As a guarantor nation for the TRNC, Turkey has consistently contested the Greek Cypriot administration's unilateral drilling in the Eastern Mediterranean, asserting that the TRNC also has rights to the resources in the area.

In 1974, following a Greece-backed coup aimed at the annexation of Cyprus, Ankara had to intervene as a guarantor power. In 1983, the TRNC was founded. Efforts for peace talks have repeatedly failed.

Following a pledge of military support for Greece in the Eastern Mediterranean, France announced that a 2017 defense cooperation agreement with the Greek Cypriot administration had entered into force Aug. 1. In a statement Sunday, Turkey said, "It is unacceptable that, in this period, France takes steps to further escalate the tension in the current situation." TRNC Prime Minister Ersin Tatar also decried French military support, saying the deal further delays the resolution of the issue. "France is a member of the U.N. Security Council and it has an essential duty of establishing and/or continuing peace," he said.

France’s Africa policy leads to confrontation

Ties between NATO allies France and Turkey have soured in recent months over Libya, as well as drilling in the Eastern Mediterranean.

"There is the additional factor in the equation, Ankara's effort to extend Turkey's influence throughout Africa, which puts it in direct competition with France," Tanchum pointed out, stressing that from 2010 to 2016, Turkey opened 26 embassies in Africa.

"Turkey's military intervention in support of the Tripoli-based GNA has tilted the strategic gameboard more in Ankara's favor vis-a-vis France.
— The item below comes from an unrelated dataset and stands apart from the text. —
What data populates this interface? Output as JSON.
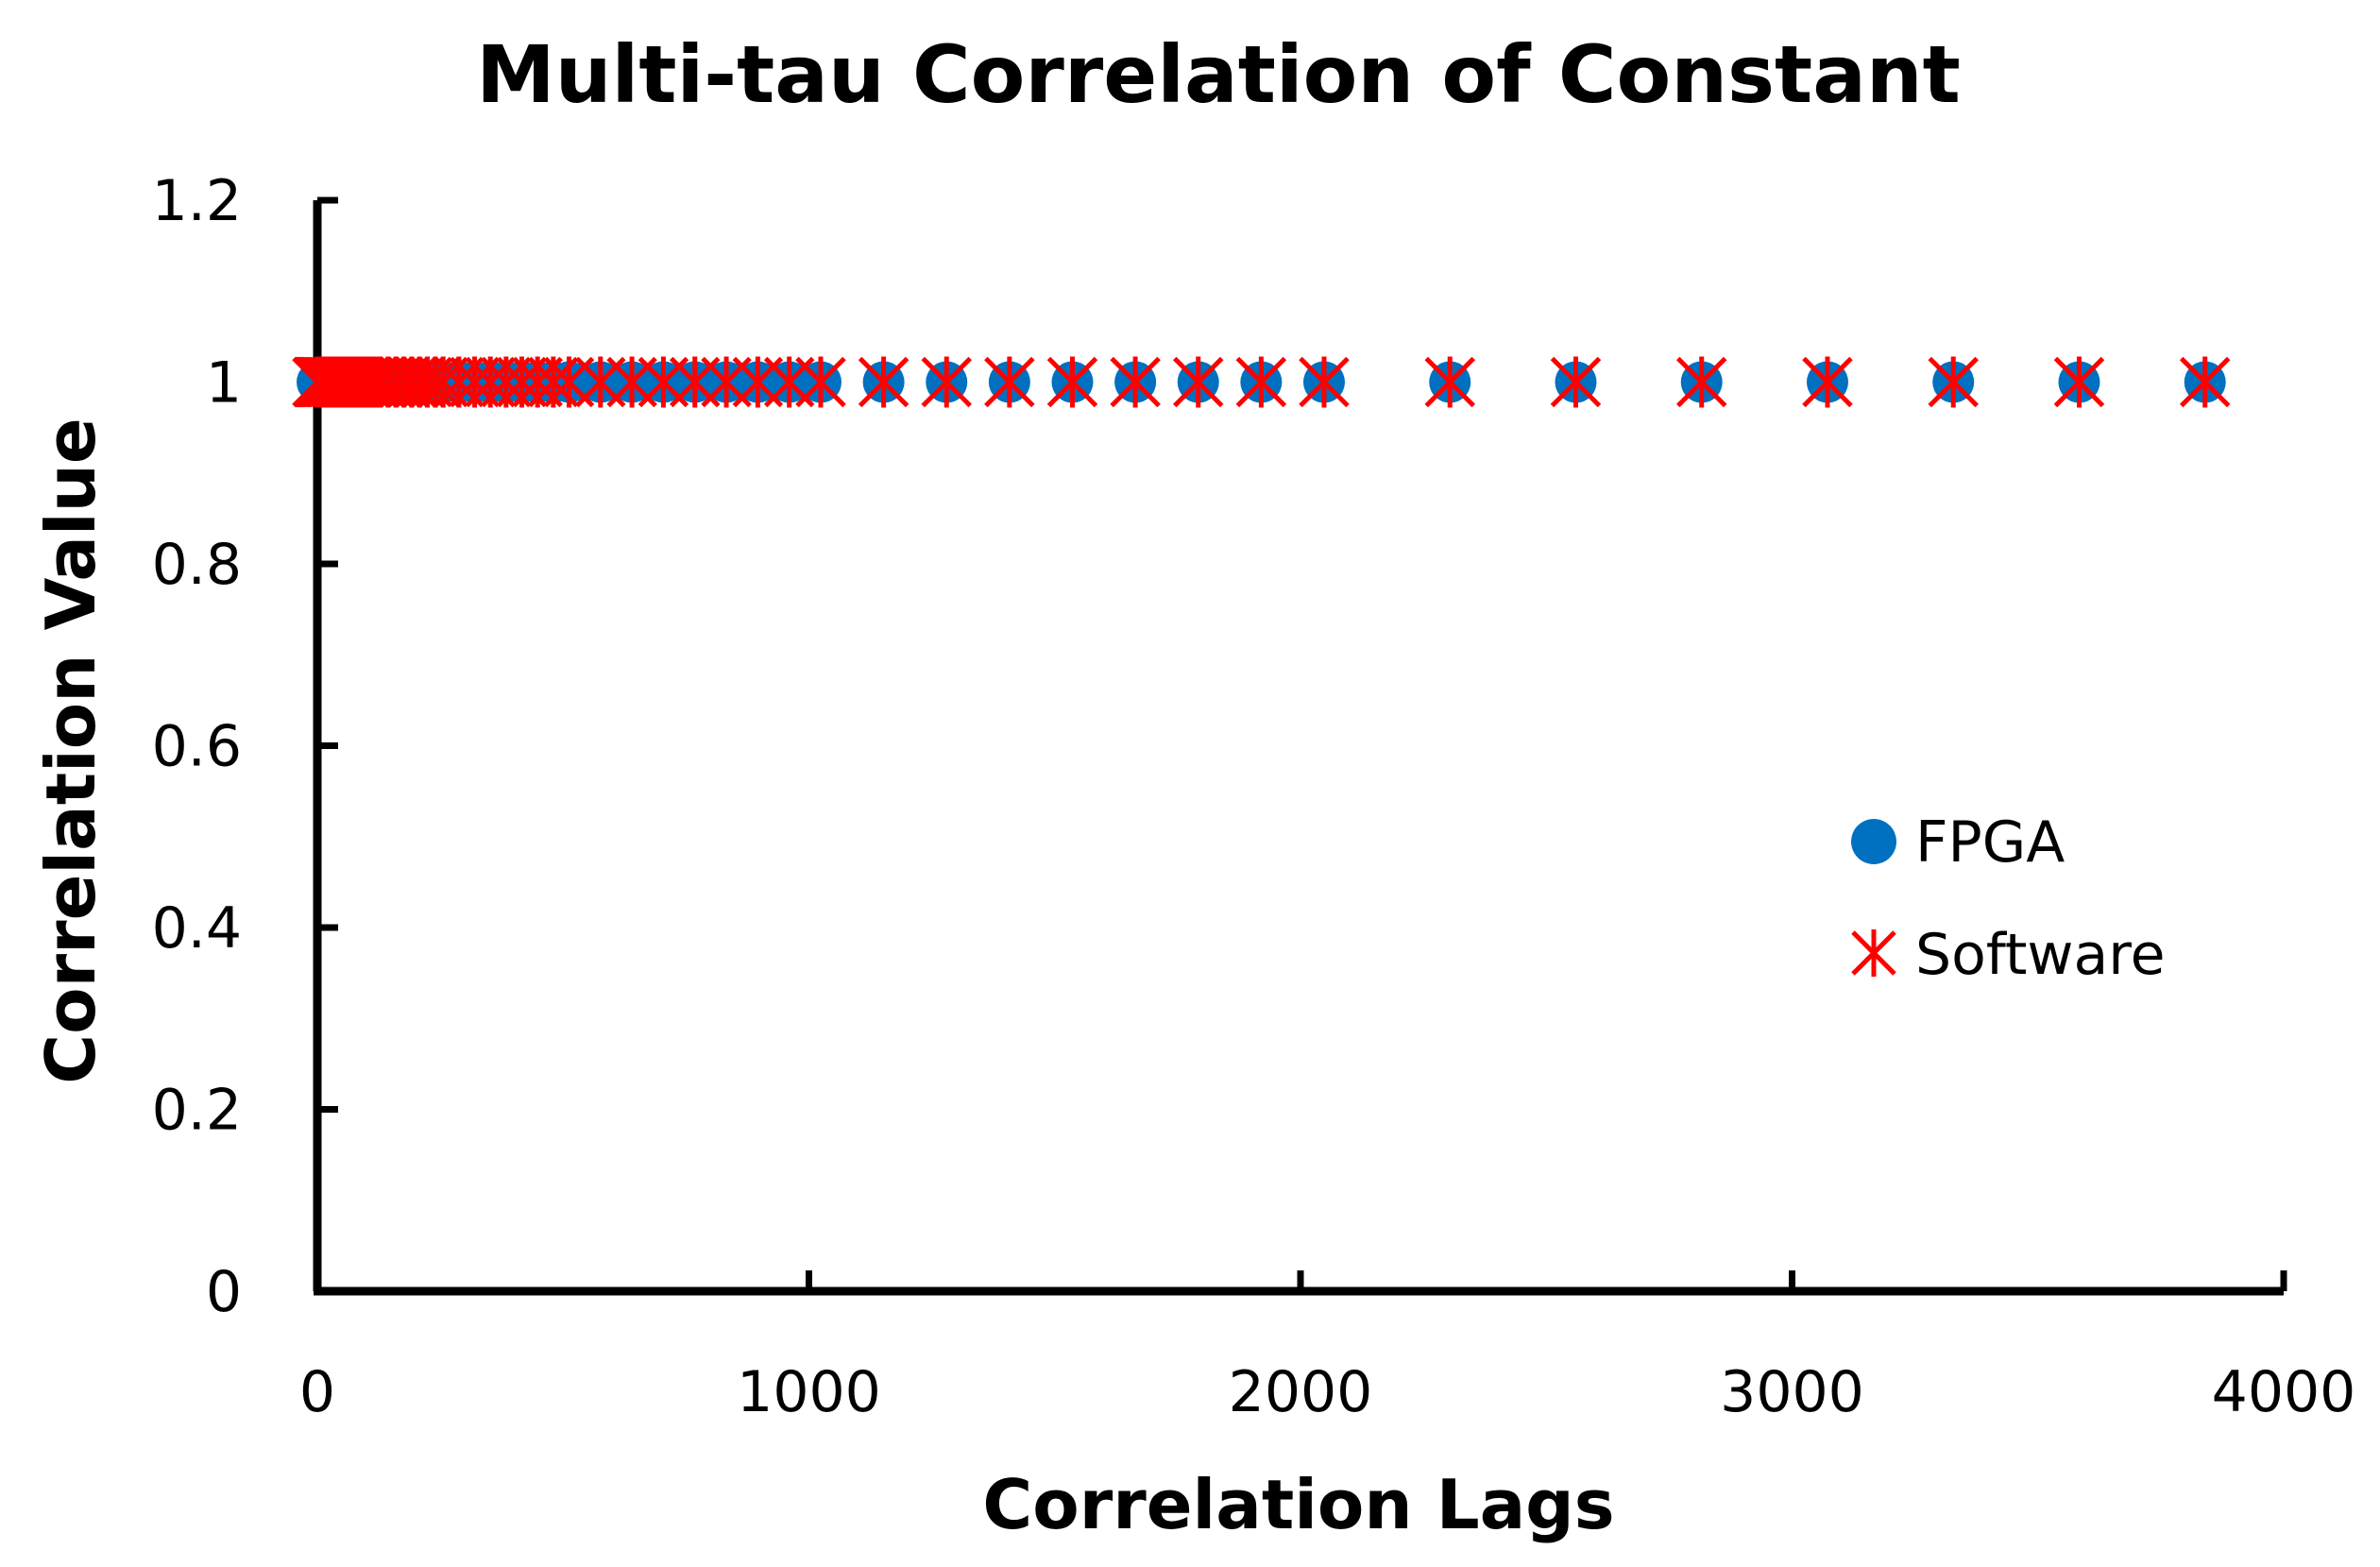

Turkey is in a stronger position in the Maghreb and is advancing in the Sahel," he added.

France, which had once been a significant player in the Middle East and North Africa, gradually lost its sphere of influence with its former colonies declaring independence and its retreat from the Levant. Conversely, Turkey has been growing as a game-changing actor in the region.

Korkmaz explained that the Mediterranean is a region gaining significance for Paris’ interests in sub-Saharan Africa, stating that France engaged in Libya eyeing the war-ravaged country’s resources and the control of the passageway through Libya.
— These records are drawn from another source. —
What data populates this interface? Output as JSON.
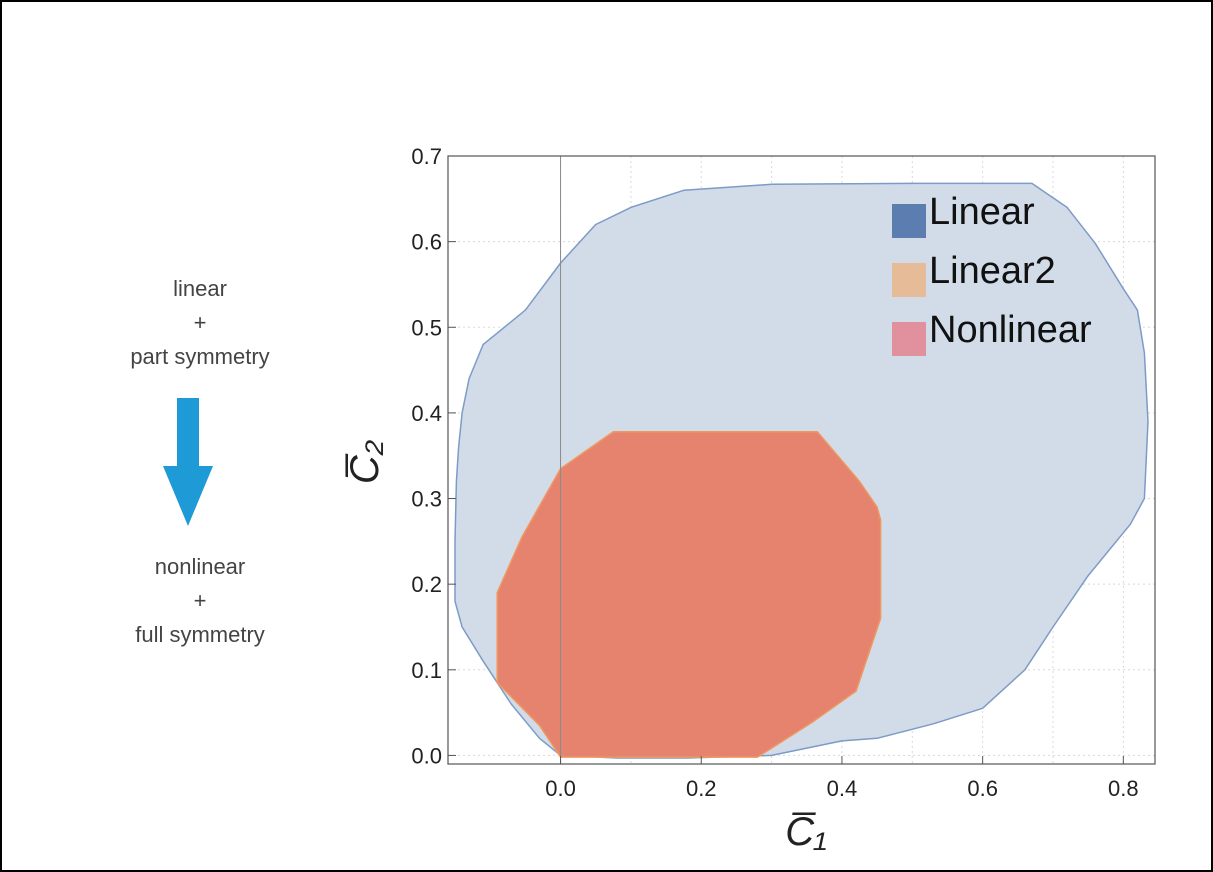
{
  "annotation": {
    "top_lines": [
      "linear",
      "+",
      "part symmetry"
    ],
    "bottom_lines": [
      "nonlinear",
      "+",
      "full symmetry"
    ],
    "arrow_icon": "down-arrow-icon",
    "arrow_color": "#1e9ad6"
  },
  "chart_data": {
    "type": "area",
    "xlabel": "C̅₁",
    "ylabel": "C̅₂",
    "xlim": [
      -0.16,
      0.845
    ],
    "ylim": [
      -0.01,
      0.7
    ],
    "x_ticks": [
      0.0,
      0.2,
      0.4,
      0.6,
      0.8
    ],
    "x_tick_labels": [
      "0.0",
      "0.2",
      "0.4",
      "0.6",
      "0.8"
    ],
    "y_ticks": [
      0.0,
      0.1,
      0.2,
      0.3,
      0.4,
      0.5,
      0.6,
      0.7
    ],
    "y_tick_labels": [
      "0.0",
      "0.1",
      "0.2",
      "0.3",
      "0.4",
      "0.5",
      "0.6",
      "0.7"
    ],
    "grid": true,
    "legend_position": "top-right",
    "legend": [
      {
        "name": "Linear",
        "color": "#5b7db0"
      },
      {
        "name": "Linear2",
        "color": "#e6bb98"
      },
      {
        "name": "Nonlinear",
        "color": "#e0919d"
      }
    ],
    "series": [
      {
        "name": "Linear",
        "fill": "#d2dce9",
        "stroke": "#7d9bc6",
        "points": [
          [
            0.0,
            0.575
          ],
          [
            0.05,
            0.62
          ],
          [
            0.1,
            0.64
          ],
          [
            0.175,
            0.66
          ],
          [
            0.3,
            0.667
          ],
          [
            0.5,
            0.668
          ],
          [
            0.65,
            0.668
          ],
          [
            0.67,
            0.668
          ],
          [
            0.72,
            0.64
          ],
          [
            0.76,
            0.598
          ],
          [
            0.8,
            0.545
          ],
          [
            0.82,
            0.52
          ],
          [
            0.83,
            0.47
          ],
          [
            0.835,
            0.39
          ],
          [
            0.83,
            0.3
          ],
          [
            0.81,
            0.27
          ],
          [
            0.75,
            0.21
          ],
          [
            0.7,
            0.15
          ],
          [
            0.66,
            0.1
          ],
          [
            0.6,
            0.055
          ],
          [
            0.53,
            0.037
          ],
          [
            0.45,
            0.02
          ],
          [
            0.4,
            0.017
          ],
          [
            0.3,
            0.0
          ],
          [
            0.18,
            -0.003
          ],
          [
            0.08,
            -0.003
          ],
          [
            0.0,
            0.0
          ],
          [
            -0.03,
            0.02
          ],
          [
            -0.07,
            0.06
          ],
          [
            -0.11,
            0.11
          ],
          [
            -0.14,
            0.15
          ],
          [
            -0.15,
            0.18
          ],
          [
            -0.15,
            0.25
          ],
          [
            -0.148,
            0.32
          ],
          [
            -0.145,
            0.36
          ],
          [
            -0.14,
            0.4
          ],
          [
            -0.13,
            0.44
          ],
          [
            -0.11,
            0.48
          ],
          [
            -0.08,
            0.5
          ],
          [
            -0.05,
            0.52
          ]
        ]
      },
      {
        "name": "Nonlinear",
        "fill": "#e5836f",
        "stroke": "#ef9960",
        "points": [
          [
            0.075,
            0.378
          ],
          [
            0.365,
            0.378
          ],
          [
            0.425,
            0.32
          ],
          [
            0.45,
            0.29
          ],
          [
            0.455,
            0.275
          ],
          [
            0.455,
            0.16
          ],
          [
            0.42,
            0.075
          ],
          [
            0.36,
            0.04
          ],
          [
            0.28,
            -0.002
          ],
          [
            0.0,
            -0.002
          ],
          [
            -0.03,
            0.035
          ],
          [
            -0.09,
            0.085
          ],
          [
            -0.09,
            0.19
          ],
          [
            -0.055,
            0.255
          ],
          [
            0.0,
            0.335
          ]
        ]
      }
    ]
  }
}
"In order to comprehend France’s Eastern Mediterranean policy, one has to look at (French President Emmanuel) Macron’s EU and foreign policy. Macron did not win elections against Marine Le Pen (of the far-right Rassemblement National) on his own. French politics’ elements that are against Le Pen and the far-right supported Macron as an acceptable candidate," Korkmaz said.
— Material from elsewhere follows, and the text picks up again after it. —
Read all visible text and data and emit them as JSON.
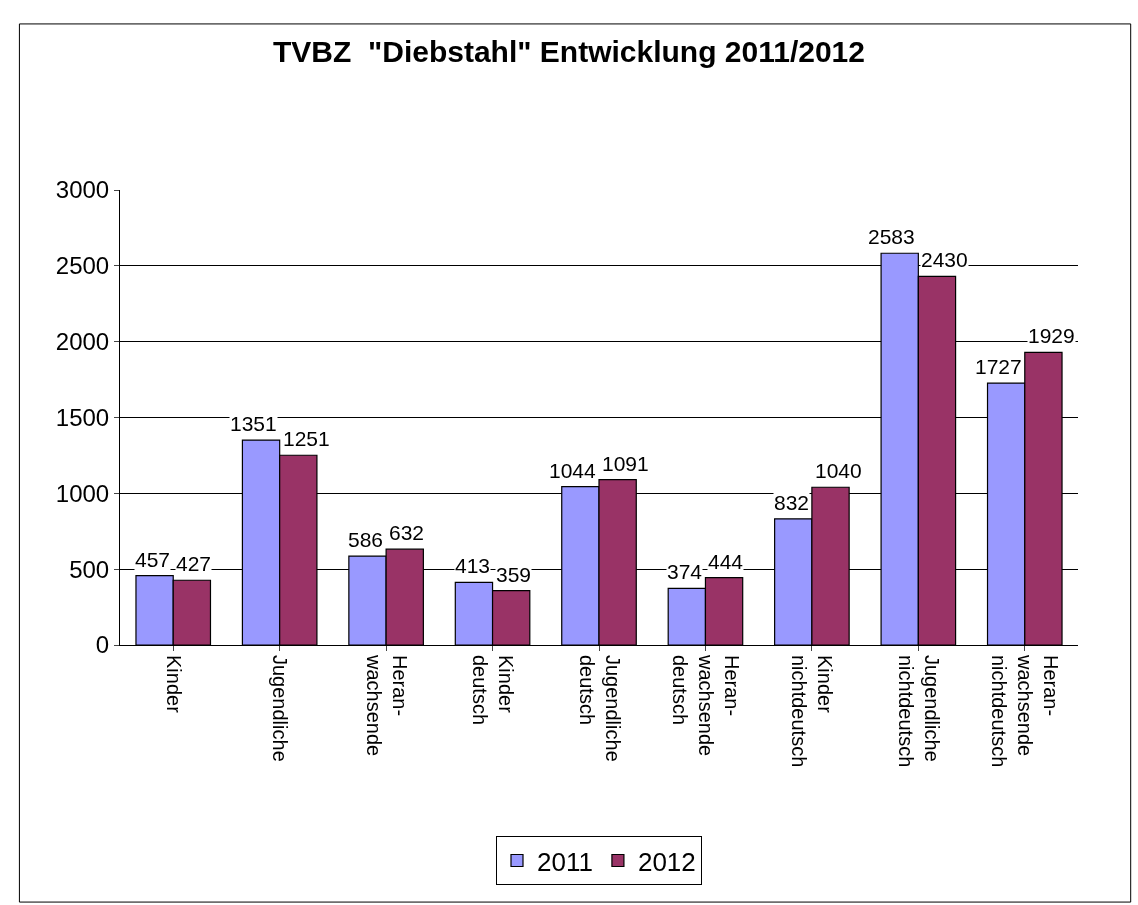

"Macron wanted to turn the EU into a global actor with the leadership of France and pursue new Gaullist politics that would enhance France’s strength," she added.

Window of opportunity

Ankara has on every occasion vowed it wants to see energy as an incentive for a political resolution on the island and peace in the wider Mediterranean basin, not as a catalyst for further tensions. Most recently, President Recep Tayyip Erdoğan on Aug. 13 said a win-win solution for the ongoing crisis over the Eastern Mediterranean is possible through dialogue.

Turkey has also said energy resources near Cyprus must be shared fairly between the TRNC, which has issued Turkish Petroleum Corporation (TPAO) a license, and the Greek Cypriot administration.

Tanchum stressed that a third party is needed to keep local tensions at bay.

"A third party needs to play an active role in defusing the current combustible standoff between Turkey and Greece. Perhaps the most hopeful sign now is the constructive efforts of the United States to achieve a cease-fire and perhaps buffer zone in Libya," Tanchum said, stressing that the delinking of flashpoints is necessary.

"There is a window now for an off-ramp. But that opportunity will need to be introduced by a third party with sufficient vision, diplomatic skill and commitment," he added.

Indicating that Turkey cares about the stability of the region, Korkmaz said: "The fact that Turkey reiterates this call despite the latest crisis proves it protects its position and opens a window of opportunity for littoral states. In the end, there will be actors that will see the value of this window."